BRISTOL GROUP OF UNITARIAN CHURCHES


UNITARIANS WELCOME YOU

'Unitarians seek to understand themselves and the world in which we all live, in an enriching fellowship without fixed corporate doctrines and freedom from the restrictions of creed, dogma or assumed truths. Our meetings are celebrations of the richness of human thought and of the world we share. Here your chosen way of life is respected in tolerance and freedom and you are encouraged to seek your own reasoned truths and beliefs in a mutually supporting and caring community'.

There are two Unitarian churches in Bristol, sharing ministry. The Frenchay Chapel and the Unitarian Meeting in central Bristol.

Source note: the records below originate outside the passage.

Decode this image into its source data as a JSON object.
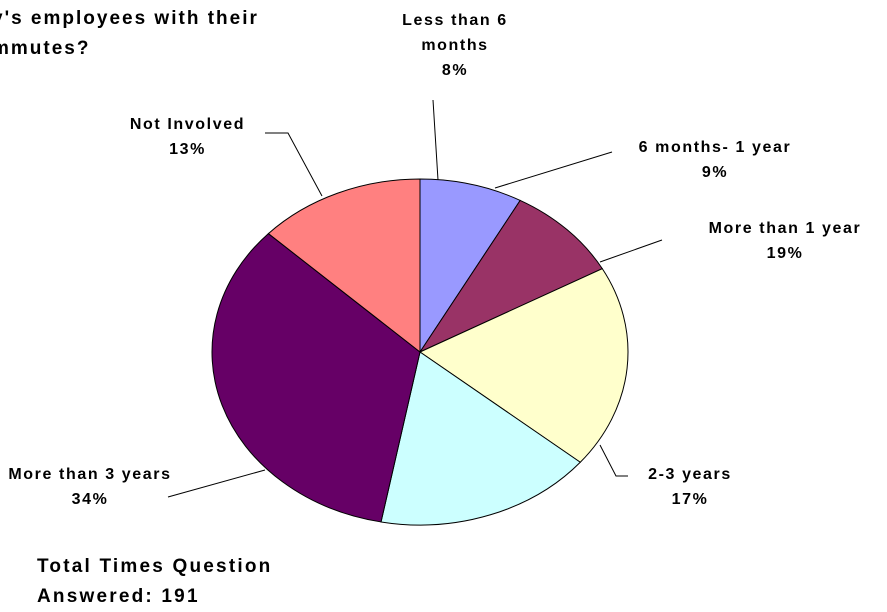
{
  "chart_data": {
    "type": "pie",
    "title_lines": [
      "y's employees with their",
      "mmutes?"
    ],
    "categories": [
      "Less than 6 months",
      "6 months- 1 year",
      "More than 1 year",
      "2-3 years",
      "More than 3 years",
      "Not Involved"
    ],
    "values": [
      8,
      9,
      19,
      17,
      34,
      13
    ],
    "value_labels": [
      "8%",
      "9%",
      "19%",
      "17%",
      "34%",
      "13%"
    ],
    "colors": [
      "#9999ff",
      "#993366",
      "#ffffcc",
      "#ccffff",
      "#660066",
      "#ff8080"
    ],
    "note": "Total Times Question Answered: 191"
  }
}
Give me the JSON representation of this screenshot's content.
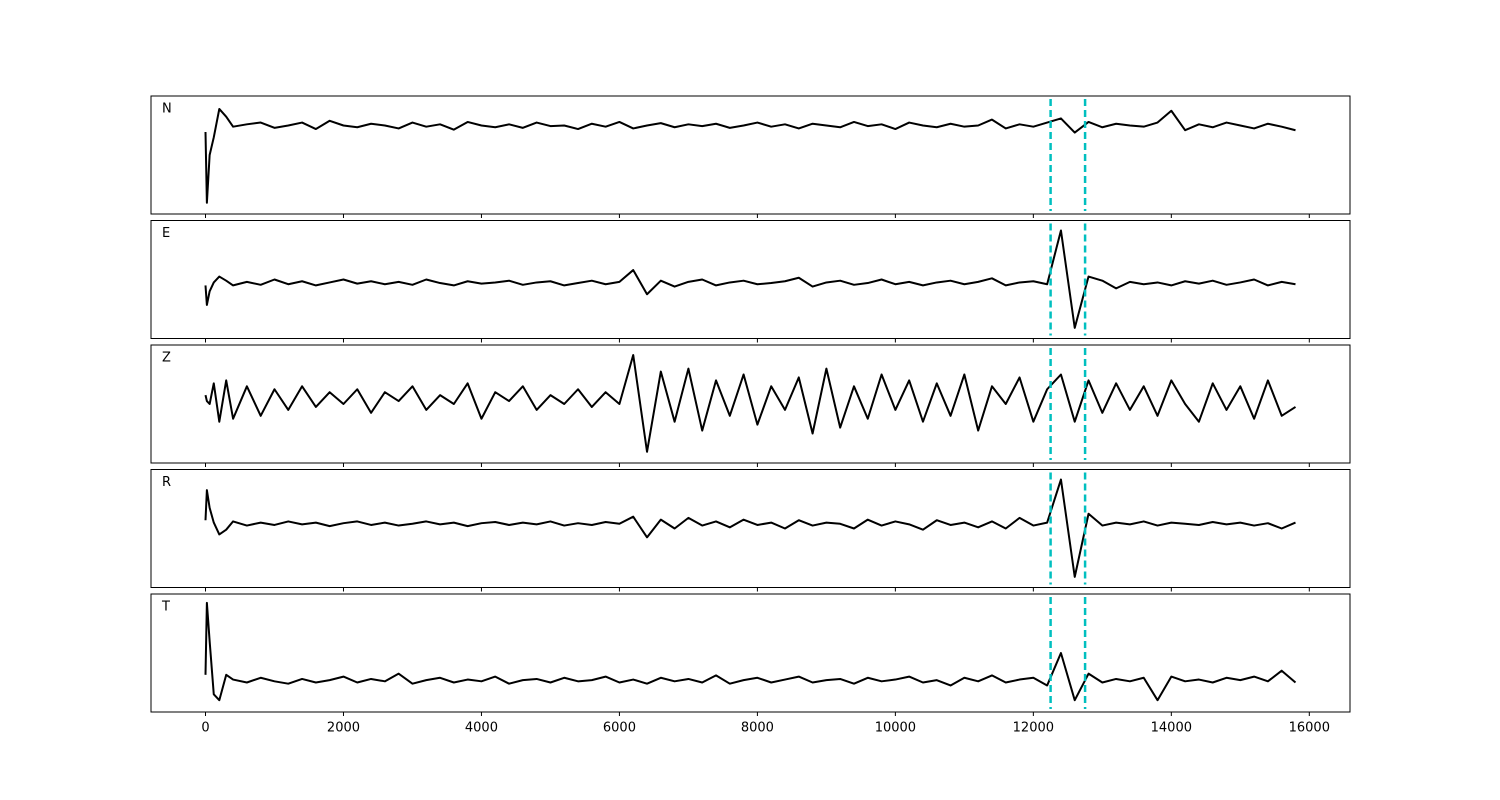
{
  "chart_data": {
    "type": "line",
    "x": [
      0,
      20,
      60,
      120,
      200,
      300,
      400,
      600,
      800,
      1000,
      1200,
      1400,
      1600,
      1800,
      2000,
      2200,
      2400,
      2600,
      2800,
      3000,
      3200,
      3400,
      3600,
      3800,
      4000,
      4200,
      4400,
      4600,
      4800,
      5000,
      5200,
      5400,
      5600,
      5800,
      6000,
      6200,
      6400,
      6600,
      6800,
      7000,
      7200,
      7400,
      7600,
      7800,
      8000,
      8200,
      8400,
      8600,
      8800,
      9000,
      9200,
      9400,
      9600,
      9800,
      10000,
      10200,
      10400,
      10600,
      10800,
      11000,
      11200,
      11400,
      11600,
      11800,
      12000,
      12200,
      12400,
      12600,
      12800,
      13000,
      13200,
      13400,
      13600,
      13800,
      14000,
      14200,
      14400,
      14600,
      14800,
      15000,
      15200,
      15400,
      15600,
      15800
    ],
    "series": [
      {
        "name": "N",
        "color": "#000000",
        "values": [
          0.39,
          -0.81,
          0.0,
          0.3,
          0.78,
          0.65,
          0.48,
          0.52,
          0.55,
          0.46,
          0.5,
          0.55,
          0.44,
          0.58,
          0.5,
          0.47,
          0.53,
          0.5,
          0.45,
          0.55,
          0.48,
          0.52,
          0.43,
          0.56,
          0.5,
          0.47,
          0.52,
          0.46,
          0.55,
          0.49,
          0.5,
          0.44,
          0.53,
          0.48,
          0.56,
          0.45,
          0.5,
          0.54,
          0.47,
          0.52,
          0.49,
          0.53,
          0.46,
          0.5,
          0.55,
          0.48,
          0.52,
          0.45,
          0.53,
          0.5,
          0.47,
          0.56,
          0.49,
          0.52,
          0.44,
          0.55,
          0.5,
          0.47,
          0.53,
          0.48,
          0.5,
          0.6,
          0.45,
          0.52,
          0.48,
          0.55,
          0.62,
          0.38,
          0.56,
          0.47,
          0.53,
          0.5,
          0.48,
          0.55,
          0.75,
          0.42,
          0.52,
          0.47,
          0.55,
          0.5,
          0.45,
          0.53,
          0.48,
          0.42
        ]
      },
      {
        "name": "E",
        "color": "#000000",
        "values": [
          -0.1,
          -0.43,
          -0.2,
          -0.05,
          0.05,
          -0.02,
          -0.1,
          -0.04,
          -0.09,
          0.0,
          -0.08,
          -0.03,
          -0.1,
          -0.05,
          0.0,
          -0.07,
          -0.03,
          -0.08,
          -0.04,
          -0.09,
          0.0,
          -0.06,
          -0.1,
          -0.03,
          -0.07,
          -0.05,
          -0.02,
          -0.09,
          -0.05,
          -0.03,
          -0.1,
          -0.06,
          -0.02,
          -0.08,
          -0.04,
          0.16,
          -0.25,
          -0.02,
          -0.12,
          -0.04,
          0.0,
          -0.1,
          -0.05,
          -0.02,
          -0.08,
          -0.06,
          -0.03,
          0.03,
          -0.12,
          -0.05,
          -0.02,
          -0.09,
          -0.06,
          0.0,
          -0.08,
          -0.04,
          -0.1,
          -0.05,
          -0.02,
          -0.08,
          -0.04,
          0.02,
          -0.1,
          -0.05,
          -0.03,
          -0.08,
          0.83,
          -0.82,
          0.05,
          -0.02,
          -0.15,
          -0.04,
          -0.08,
          -0.05,
          -0.1,
          -0.03,
          -0.07,
          -0.02,
          -0.09,
          -0.05,
          0.0,
          -0.1,
          -0.04,
          -0.08
        ]
      },
      {
        "name": "Z",
        "color": "#000000",
        "values": [
          0.15,
          0.05,
          0.0,
          0.35,
          -0.3,
          0.4,
          -0.25,
          0.3,
          -0.2,
          0.25,
          -0.1,
          0.3,
          -0.05,
          0.2,
          0.0,
          0.25,
          -0.15,
          0.2,
          0.05,
          0.3,
          -0.1,
          0.15,
          0.0,
          0.35,
          -0.25,
          0.2,
          0.05,
          0.3,
          -0.1,
          0.15,
          0.0,
          0.25,
          -0.05,
          0.2,
          0.0,
          0.83,
          -0.81,
          0.55,
          -0.3,
          0.6,
          -0.45,
          0.4,
          -0.2,
          0.5,
          -0.35,
          0.3,
          -0.1,
          0.45,
          -0.5,
          0.6,
          -0.4,
          0.3,
          -0.25,
          0.5,
          -0.1,
          0.4,
          -0.3,
          0.35,
          -0.2,
          0.5,
          -0.45,
          0.3,
          0.0,
          0.45,
          -0.3,
          0.25,
          0.5,
          -0.3,
          0.4,
          -0.15,
          0.35,
          -0.1,
          0.3,
          -0.2,
          0.4,
          0.0,
          -0.3,
          0.35,
          -0.1,
          0.3,
          -0.25,
          0.4,
          -0.2,
          -0.05
        ]
      },
      {
        "name": "R",
        "color": "#000000",
        "values": [
          0.14,
          0.65,
          0.35,
          0.1,
          -0.1,
          -0.02,
          0.12,
          0.05,
          0.1,
          0.06,
          0.12,
          0.07,
          0.1,
          0.04,
          0.09,
          0.12,
          0.06,
          0.1,
          0.05,
          0.08,
          0.12,
          0.07,
          0.1,
          0.04,
          0.09,
          0.11,
          0.06,
          0.1,
          0.07,
          0.12,
          0.05,
          0.09,
          0.06,
          0.11,
          0.08,
          0.2,
          -0.15,
          0.15,
          0.0,
          0.18,
          0.05,
          0.12,
          0.02,
          0.15,
          0.06,
          0.1,
          0.0,
          0.14,
          0.05,
          0.1,
          0.08,
          0.0,
          0.15,
          0.05,
          0.12,
          0.07,
          -0.02,
          0.14,
          0.06,
          0.1,
          0.02,
          0.12,
          0.0,
          0.18,
          0.05,
          0.1,
          0.83,
          -0.82,
          0.25,
          0.05,
          0.1,
          0.07,
          0.12,
          0.05,
          0.1,
          0.08,
          0.06,
          0.11,
          0.07,
          0.1,
          0.05,
          0.09,
          0.0,
          0.1
        ]
      },
      {
        "name": "T",
        "color": "#000000",
        "values": [
          -0.37,
          0.85,
          0.2,
          -0.7,
          -0.8,
          -0.37,
          -0.45,
          -0.5,
          -0.42,
          -0.48,
          -0.52,
          -0.44,
          -0.5,
          -0.46,
          -0.4,
          -0.5,
          -0.44,
          -0.48,
          -0.35,
          -0.52,
          -0.46,
          -0.42,
          -0.5,
          -0.45,
          -0.48,
          -0.4,
          -0.52,
          -0.46,
          -0.44,
          -0.5,
          -0.42,
          -0.48,
          -0.46,
          -0.4,
          -0.5,
          -0.45,
          -0.52,
          -0.42,
          -0.48,
          -0.44,
          -0.5,
          -0.38,
          -0.52,
          -0.46,
          -0.42,
          -0.5,
          -0.45,
          -0.4,
          -0.5,
          -0.46,
          -0.44,
          -0.52,
          -0.42,
          -0.48,
          -0.45,
          -0.4,
          -0.5,
          -0.46,
          -0.55,
          -0.42,
          -0.48,
          -0.38,
          -0.5,
          -0.45,
          -0.42,
          -0.55,
          0.0,
          -0.8,
          -0.35,
          -0.5,
          -0.44,
          -0.48,
          -0.42,
          -0.8,
          -0.4,
          -0.48,
          -0.45,
          -0.5,
          -0.42,
          -0.46,
          -0.4,
          -0.48,
          -0.3,
          -0.5
        ]
      }
    ],
    "xlim": [
      -790,
      16590
    ],
    "xticks": [
      0,
      2000,
      4000,
      6000,
      8000,
      10000,
      12000,
      14000,
      16000
    ],
    "ylim": [
      -1,
      1
    ],
    "vlines": [
      12250,
      12750
    ],
    "vline_color": "#00bfbf"
  }
}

NEWS!  NEWS!  NEWS!   NEWS!

NEW MINISTER FOR BRISTOL UNITARIANS

The Reverend Gerald Whitaker has been appointed as minister to the Bristol Group of Unitarian Churches. Mr Whitaker has been Minister of the Nottingham and Derby congregations since 1986 and before that was at Taunton and Stockton on Tees.   He will be taking up his post early in the New Year, serving Unitarian Meeting and the Frenchay Chapel.


The Frenchay Chapel, Beckspool Rd, Frenchay Common, Bristol

Although it proudly posseses a Trust Deed dated 10th March 1691 and the roof timbers have been carbon-dated to the late 1600s also, there is no exact record of the building of the Chapel. It is clear that it was completed (the tower being the last part of the main structure to be erected and the galley being a later addition) by 1720. There is a Memorial Book on permanent display containing the names of all ministers who have served the congregation - originally Independent but affiliated to the Unitarian movement in the late 1700s - from the 1690s to the present day. In the mid 1960s the Chapel fell into disuse but was re-opened, after much voluntary labour, in 1980 and has ever since continued to offer a growing and effective Free Religious witness in its beautiful setting beside the Frenchay Common.

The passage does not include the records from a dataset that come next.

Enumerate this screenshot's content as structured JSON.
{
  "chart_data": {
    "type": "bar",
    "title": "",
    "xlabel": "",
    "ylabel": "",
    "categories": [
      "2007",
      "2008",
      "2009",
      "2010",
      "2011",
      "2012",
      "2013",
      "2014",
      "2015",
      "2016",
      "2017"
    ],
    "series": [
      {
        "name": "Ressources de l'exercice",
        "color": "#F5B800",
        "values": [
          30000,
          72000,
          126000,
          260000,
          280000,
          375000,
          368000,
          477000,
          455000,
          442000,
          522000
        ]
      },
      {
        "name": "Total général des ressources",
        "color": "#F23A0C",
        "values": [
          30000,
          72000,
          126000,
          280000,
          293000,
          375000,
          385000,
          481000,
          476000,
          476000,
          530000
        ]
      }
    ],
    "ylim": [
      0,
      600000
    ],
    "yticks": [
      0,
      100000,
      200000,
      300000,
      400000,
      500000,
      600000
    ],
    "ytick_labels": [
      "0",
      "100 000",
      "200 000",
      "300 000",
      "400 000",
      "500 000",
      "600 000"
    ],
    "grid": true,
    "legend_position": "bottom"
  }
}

The secretary of Frenchay Chapel is Mary Gingell.


The Unitarian Meeting Bristol, Surrey Lodge, Brunswick Square, Bristol

Entering the Unitarian Meeting from Brunswick Square in central Bristol presents the visitor with a small Regency Lodge (originally the gatehouse to the Brunswick Square Burial Ground owned by the Lewin's Mead (Unitarian) Meeting) with new glass doors on which is inscribed a Circle of Welcoming Hands - the work of Bristol artist Richard Long in memory of his father. Beyond this entrance one comes into the spacious modern Meeting House itself, opened officially in January 1992 and built on what was originally the Gatehouse's garden area.

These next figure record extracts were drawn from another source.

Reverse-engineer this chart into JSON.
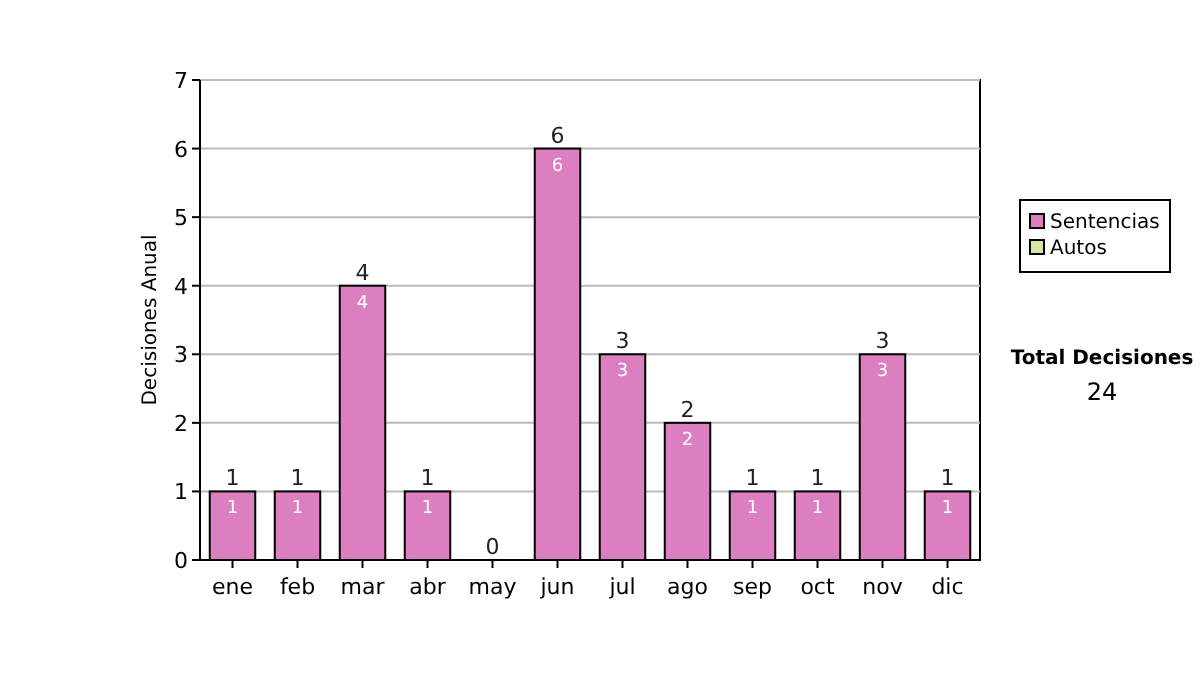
{
  "chart_data": {
    "type": "bar",
    "ylabel": "Decisiones Anual",
    "categories": [
      "ene",
      "feb",
      "mar",
      "abr",
      "may",
      "jun",
      "jul",
      "ago",
      "sep",
      "oct",
      "nov",
      "dic"
    ],
    "series": [
      {
        "name": "Sentencias",
        "color": "#dc7fc0",
        "values": [
          1,
          1,
          4,
          1,
          0,
          6,
          3,
          2,
          1,
          1,
          3,
          1
        ],
        "value_labels": [
          "1",
          "1",
          "4",
          "1",
          null,
          "6",
          "3",
          "2",
          "1",
          "1",
          "3",
          "1"
        ]
      },
      {
        "name": "Autos",
        "color": "#d4e6a0",
        "values": [
          0,
          0,
          0,
          0,
          0,
          0,
          0,
          0,
          0,
          0,
          0,
          0
        ]
      }
    ],
    "stacked": true,
    "totals": [
      "1",
      "1",
      "4",
      "1",
      "0",
      "6",
      "3",
      "2",
      "1",
      "1",
      "3",
      "1"
    ],
    "ylim": [
      0,
      7
    ],
    "yticks": [
      0,
      1,
      2,
      3,
      4,
      5,
      6,
      7
    ],
    "grid": "y",
    "legend": "right",
    "annotations": [
      "Total Decisiones",
      "24"
    ]
  }
}
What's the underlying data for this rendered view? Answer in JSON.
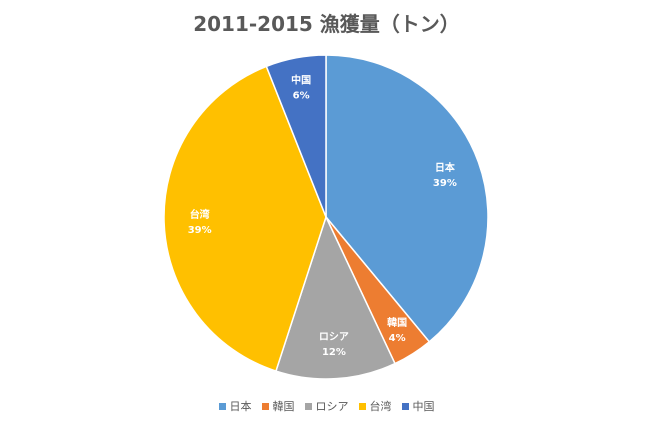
{
  "chart_data": {
    "type": "pie",
    "title": "2011-2015 漁獲量（トン）",
    "categories": [
      "日本",
      "韓国",
      "ロシア",
      "台湾",
      "中国"
    ],
    "values": [
      39,
      4,
      12,
      39,
      6
    ],
    "percent_labels": [
      "39%",
      "4%",
      "12%",
      "39%",
      "6%"
    ],
    "colors": [
      "#5B9BD5",
      "#ED7D31",
      "#A5A5A5",
      "#FFC000",
      "#4472C4"
    ],
    "legend_position": "bottom",
    "start_angle": "12 o'clock",
    "direction": "clockwise"
  }
}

The congregation was formed in the late 1980s from the coming-together of the aforementioned Lewin's Mead Meeting and that of Oakfield Road Liberal and Free Christian Church, both buildings having been sold when congregational numbers became too small to support their upkeep. The congregation of the Lewin's Mead Meeting was founded in 1694, their last meeting house dating from 1791. Oakfield Road Church, Clifton, was built in 1864.